Adam, yaptıklarını ve yapacaklarını anlatırken gözlerinin içi gülüyor. Bu ayrı bir haslet. Tam AK Partilik bir adam!
Bu arada yerinde sayan CHP Genel Başkanı Kemal Kılıçdaroğlu da iş yapıyor görünmek adına Meclisi olağanüstü toplantıya çağırıyor. Havanda su dövmek onun işi! Ve kendisini terör örgütünün siyasi temsilcisi BDPnin kuyruğu olmakla suçlayan Başbakan Erdoğana yükleniyor:
- Ne zamandan beri teröre karşı tedbir almak için Meclisi toplantıya çağırmak teröre hizmet olarak algılanıyor. Bu ar, haya ve edep yoksunu olmaktır.
O biçim bir kasetle iş başına gelen Kemal Kılıçdaroğlu ar, haya ve edepten bahsediyor.
Ve bir ara Kanal 24te Elif Çakırın programına takılıyorum. Konuğu Egemen Bağış, AK Partinin Avrupa Birliğinden sorumlu Devlet Bakanı. Ben onu ANAPın Adnan Kahvecisi olarak görürüm hep. Tevazu timsali ve işini iyi yapan bir kıymet. Elif Çakır, Bağışın da 4. dönem seçilemeyeceği için ne yapacağını soruyor ve önüne de bir yol haritası koyuyor:
- Mesela İstanbula Büyükşehir Belediye Başkan adayı olmak gibi.
Egemen Bağış, hafifçe tebessüm ediyor:
- Sizin bir süredir benim İstanbula aday olabilmem için kulis faaliyeti yürüttüğünüzü biliyorum. Ama benim böyle bir niyetim yok. Ayrıca şunu söyleyeyim millete hizmet etmek için milletvekili ya da bakan olmak şart değil. Hizmet her yerde yapılır, yeter ki bu azminiz ve gayretiniz olsun.
Ve ardından ekliyor:
- Partimin bana vereceği ve mutlu olacağım her işi seve seve yaparım.

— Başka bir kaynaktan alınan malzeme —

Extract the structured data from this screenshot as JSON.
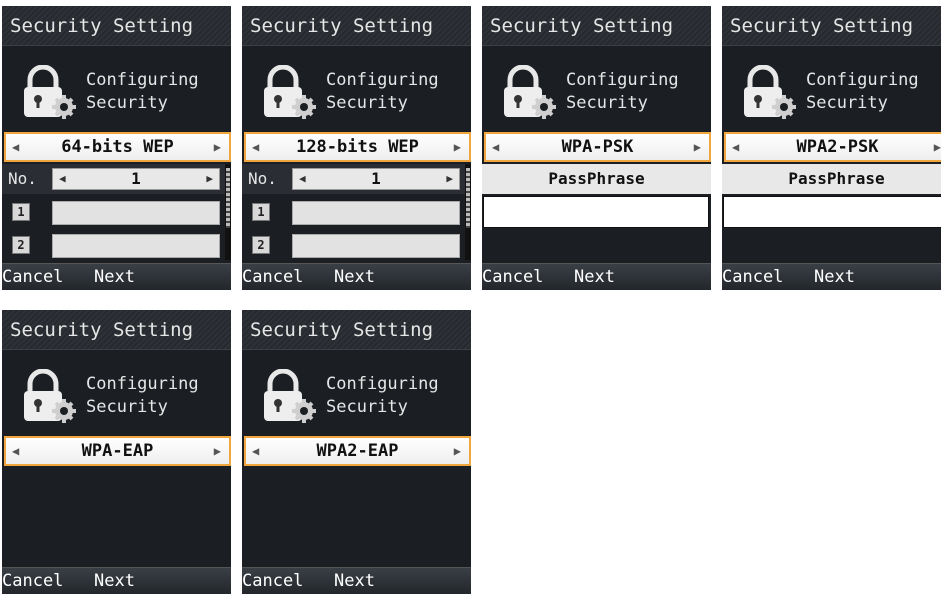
{
  "title": "Security Setting",
  "config_line1": "Configuring",
  "config_line2": "Security",
  "softkeys": {
    "cancel": "Cancel",
    "next": "Next"
  },
  "screens": [
    {
      "mode": "64-bits WEP",
      "no_label": "No.",
      "no_value": "1",
      "keys": [
        "1",
        "2"
      ]
    },
    {
      "mode": "128-bits WEP",
      "no_label": "No.",
      "no_value": "1",
      "keys": [
        "1",
        "2"
      ]
    },
    {
      "mode": "WPA-PSK",
      "passphrase_label": "PassPhrase",
      "passphrase_value": ""
    },
    {
      "mode": "WPA2-PSK",
      "passphrase_label": "PassPhrase",
      "passphrase_value": ""
    },
    {
      "mode": "WPA-EAP"
    },
    {
      "mode": "WPA2-EAP"
    }
  ],
  "icons": [
    "lock-gear-icon",
    "arrow-left-icon",
    "arrow-right-icon"
  ],
  "colors": {
    "background": "#1b1f24",
    "selector_border": "#f0a63c",
    "text": "#e6e6e6"
  }
}
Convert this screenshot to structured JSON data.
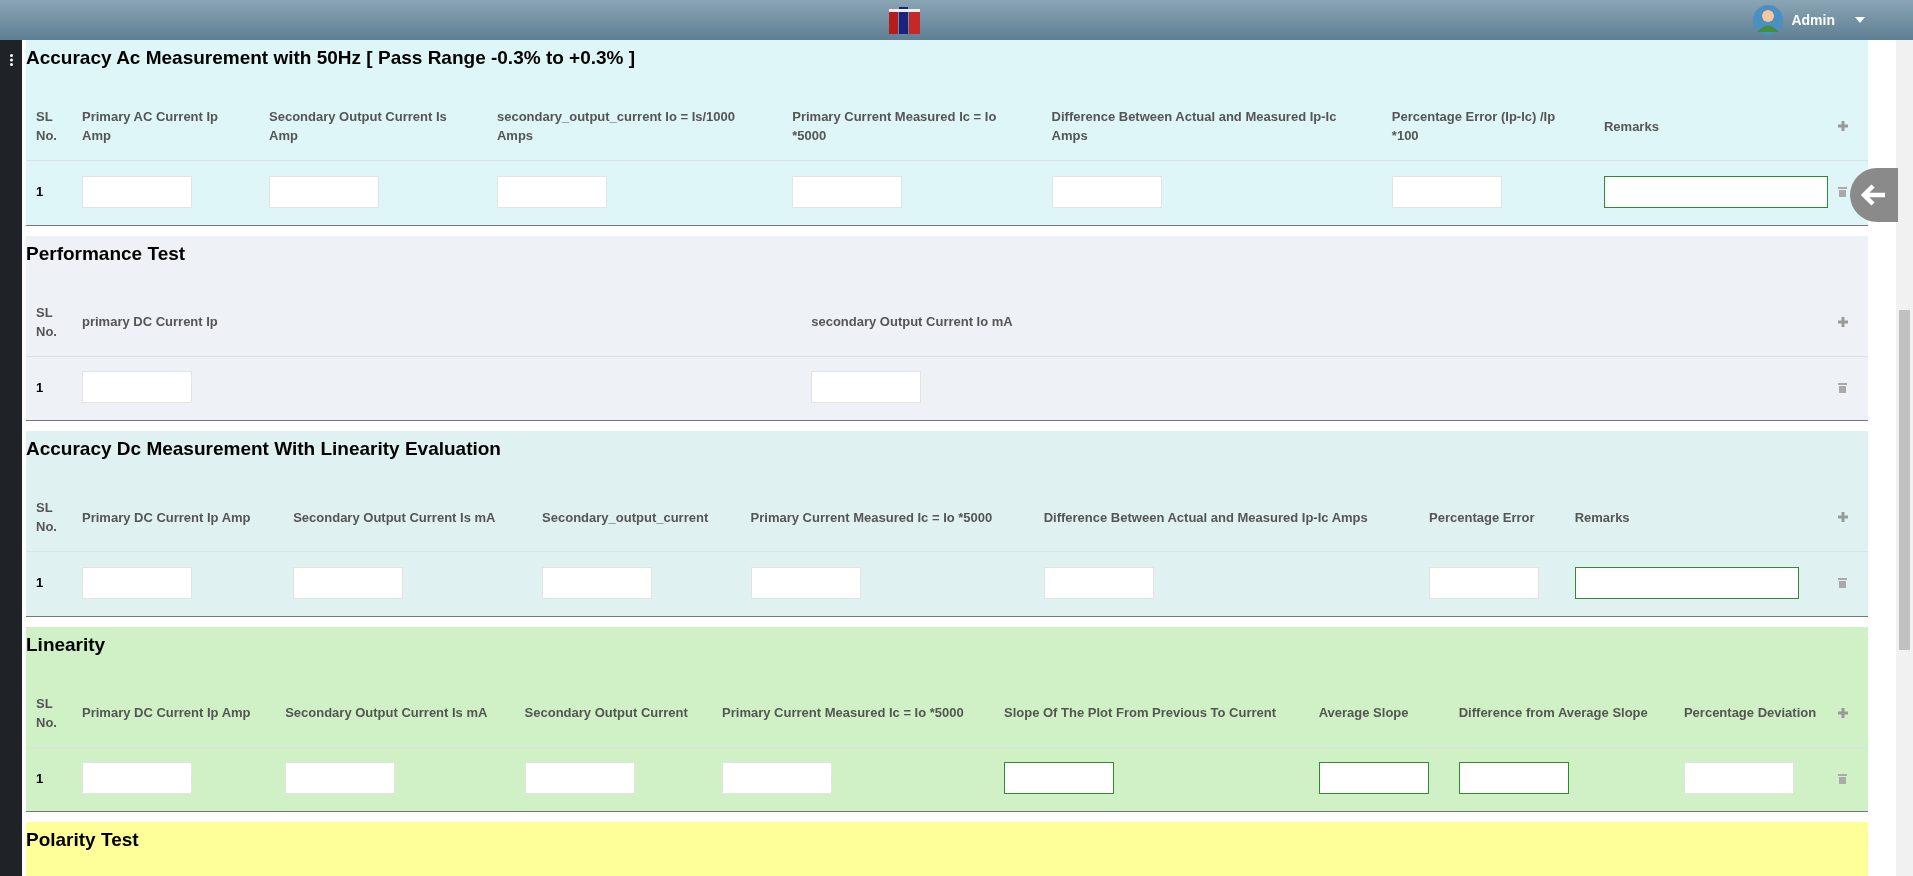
{
  "topbar": {
    "user": "Admin"
  },
  "sections": [
    {
      "title": "Accuracy Ac Measurement with 50Hz [ Pass Range -0.3% to +0.3% ]",
      "color": "#dff6f8",
      "columns": [
        "SL No.",
        "Primary AC Current Ip Amp",
        "Secondary Output Current Is Amp",
        "secondary_output_current Io = Is/1000 Amps",
        "Primary Current Measured Ic = Io *5000",
        "Difference Between Actual and Measured Ip-Ic Amps",
        "Percentage Error (Ip-Ic) /Ip *100",
        "Remarks"
      ],
      "rows": [
        {
          "sl": "1",
          "inputs": [
            {
              "outlined": false
            },
            {
              "outlined": false
            },
            {
              "outlined": false
            },
            {
              "outlined": false
            },
            {
              "outlined": false
            },
            {
              "outlined": false
            },
            {
              "outlined": true,
              "wide": true
            }
          ]
        }
      ]
    },
    {
      "title": "Performance Test",
      "color": "#eef2f7",
      "columns": [
        "SL No.",
        "primary DC Current Ip",
        "secondary Output Current Io mA"
      ],
      "rows": [
        {
          "sl": "1",
          "inputs": [
            {
              "outlined": false
            },
            {
              "outlined": false
            }
          ]
        }
      ]
    },
    {
      "title": "Accuracy Dc Measurement With Linearity Evaluation",
      "color": "#e0f1f1",
      "columns": [
        "SL No.",
        "Primary DC Current Ip Amp",
        "Secondary Output Current Is mA",
        "Secondary_output_current",
        "Primary Current Measured Ic = Io *5000",
        "Difference Between Actual and Measured Ip-Ic Amps",
        "Percentage Error",
        "Remarks"
      ],
      "rows": [
        {
          "sl": "1",
          "inputs": [
            {
              "outlined": false
            },
            {
              "outlined": false
            },
            {
              "outlined": false
            },
            {
              "outlined": false
            },
            {
              "outlined": false
            },
            {
              "outlined": false
            },
            {
              "outlined": true,
              "wide": true
            }
          ]
        }
      ]
    },
    {
      "title": "Linearity",
      "color": "#d0f1c5",
      "columns": [
        "SL No.",
        "Primary DC Current Ip Amp",
        "Secondary Output Current Is mA",
        "Secondary Output Current",
        "Primary Current Measured Ic = Io *5000",
        "Slope Of The Plot From Previous To Current",
        "Average Slope",
        "Difference from Average Slope",
        "Percentage Deviation"
      ],
      "rows": [
        {
          "sl": "1",
          "inputs": [
            {
              "outlined": false
            },
            {
              "outlined": false
            },
            {
              "outlined": false
            },
            {
              "outlined": false
            },
            {
              "outlined": true
            },
            {
              "outlined": true
            },
            {
              "outlined": true
            },
            {
              "outlined": false
            }
          ]
        }
      ]
    },
    {
      "title": "Polarity Test",
      "color": "#ffff99"
    }
  ]
}
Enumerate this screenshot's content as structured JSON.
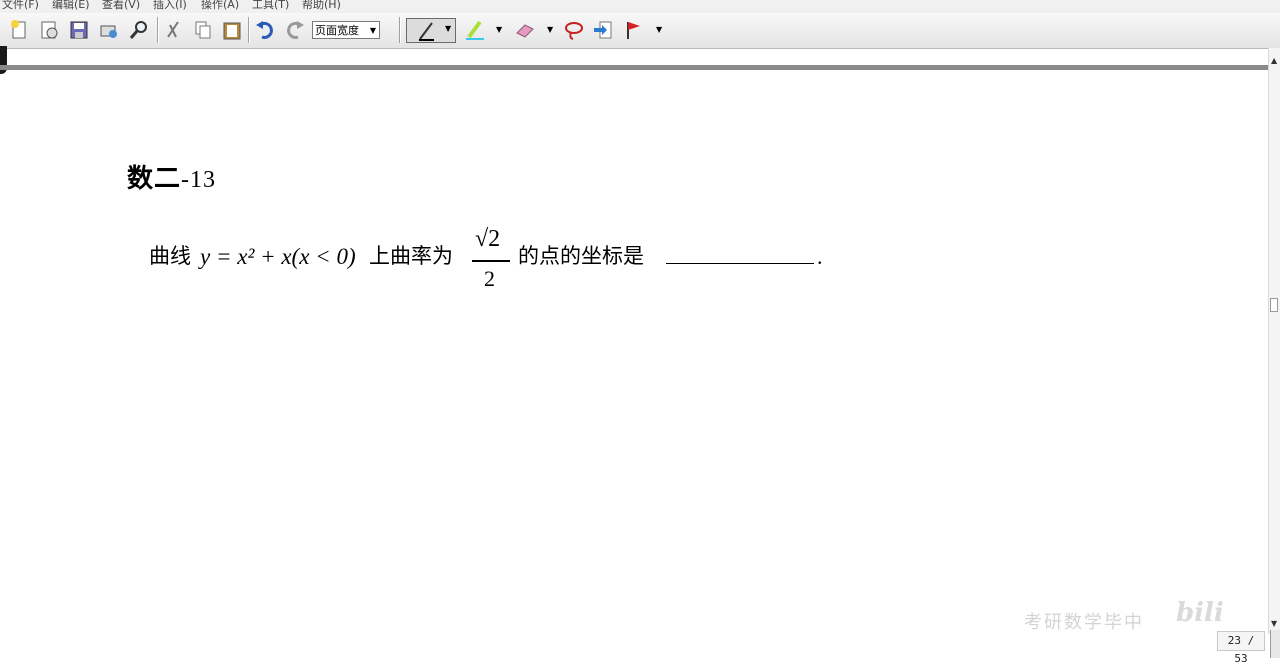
{
  "menu": {
    "items": [
      "文件(F)",
      "编辑(E)",
      "查看(V)",
      "插入(I)",
      "操作(A)",
      "工具(T)",
      "帮助(H)"
    ]
  },
  "toolbar": {
    "zoom_value": "页面宽度",
    "icons": [
      "new-icon",
      "open-icon",
      "save-icon",
      "print-icon",
      "find-icon",
      "cut-icon",
      "copy-icon",
      "paste-icon",
      "undo-icon",
      "redo-icon",
      "pen-icon",
      "highlighter-icon",
      "eraser-icon",
      "lasso-icon",
      "insert-space-icon",
      "flag-icon"
    ]
  },
  "document": {
    "heading_cn": "数二",
    "heading_num": "-13",
    "problem": {
      "prefix": "曲线",
      "equation": "y = x² + x(x < 0)",
      "middle": "上曲率为",
      "fraction_numerator": "√2",
      "fraction_denominator": "2",
      "suffix": "的点的坐标是",
      "end": "."
    }
  },
  "watermark": {
    "text": "考研数学毕中",
    "logo": "bili"
  },
  "page_counter": "23 / 53",
  "colors": {
    "menubar_bg": "#f0f0f0",
    "toolbar_bg": "#e8e8e8",
    "page_band": "#8a8a8a",
    "text": "#000000"
  }
}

Bir yanda Egemen Bağışları bünyesinde toplayan AK Parti, diğer yanda da şimdiden CHP İstanbul Büyükşehir Belediyesi Başkanlığı için kıyasıya bir yarışın startını veren aday adayları. Gürsel Tekinler, Akif Hamzaçebiler.
Kavganız mübarek olsun!
........
Son Not:
Sayın Necdet Özel; Mustafa Kemal, özgürlük mücadelesi veren tüm mazlum ve mağdurların sembolü olmuştu. Ceplerinden onun resmi çıkıyordu. Bugün siz de o mirasın sahibi olarak Arakan, Somali ve Sudandaki mazlum ve mağdurlar için komuta ettiğiniz kurumda dev bir yardım seferberliği başlatabilirsiniz. İnanın Mustafa Kemalin ruhu şad olur. Saygıyla.